I have the following quadratic program

$$\min_x x^TAx \qquad \text{s.t} \quad Ax \in [a,b]^m$$

where matrix $$A$$ is positive semidefinite, and is similar both the objective function and in the constraint. I would like to solve this problem for large-scale input matrix $$A$$ and am looking for a swift solution.

Is there any specific recommendation from different optimization methods such as projection gradient, proximal gradient, trust region active set, so forth? Any comparison between these methods (and others) are appreciated.

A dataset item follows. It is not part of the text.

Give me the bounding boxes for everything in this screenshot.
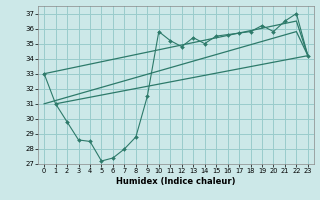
X-axis label: Humidex (Indice chaleur): Humidex (Indice chaleur)	[116, 177, 236, 186]
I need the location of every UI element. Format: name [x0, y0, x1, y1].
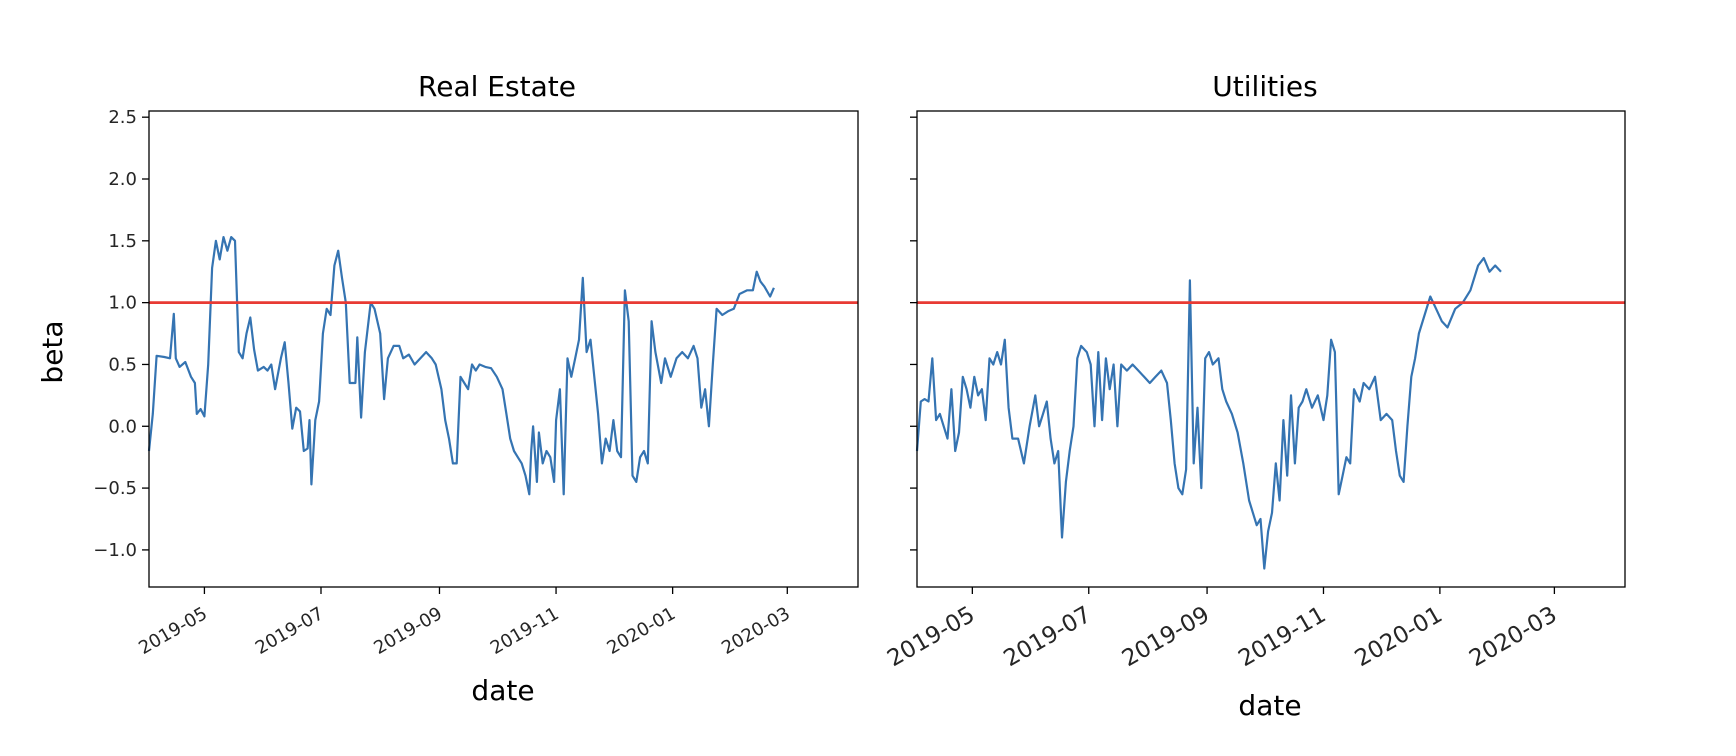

• Since $Ax$ is a vector, what do you mean by $Ax \in [a,b]$? – littleO Dec 16 '18 at 9:04
• How large is $A$? Is it sparse or does it have any other structure? – littleO Dec 16 '18 at 9:16
• That is right, Ax is vector! I edited the question. – Majid Mohammadi Dec 16 '18 at 9:59
• The only thing we know is that A is positive semi definite! Nothing more is available – Majid Mohammadi Dec 16 '18 at 10:00
• @LinAlg I don't have much experience with L-BFGS, is L-BFGS-B able to handle the hard constraint that $Ax \in [a,b]^m$? I've read that it can handle box constraints like $x \in [a,b]^n$, but $Ax \in [a,b]^m$ is more difficult. – littleO Dec 16 '18 at 20:56

One option which I think is promising is to formulate your problem as minimizing $$f(x) + g(x) + h(Ax)$$, where $$f(x) = x^T A x$$ and $$g(x) = 0$$ and $$h(y) = I_{[a,b]}(y)$$. (That is, $$h$$ is the convex indicator function of the set denoted here as $$[a,b]$$.) The function $$f$$ is differentiable and $$g$$ and $$h$$ have easy proximal operators, so you can solve this optimization problem using the PD3O method (which is a recent three-operator splitting method).
In this approach, we never have to solve a linear system involving $$A$$, which is nice because $$A$$ is large.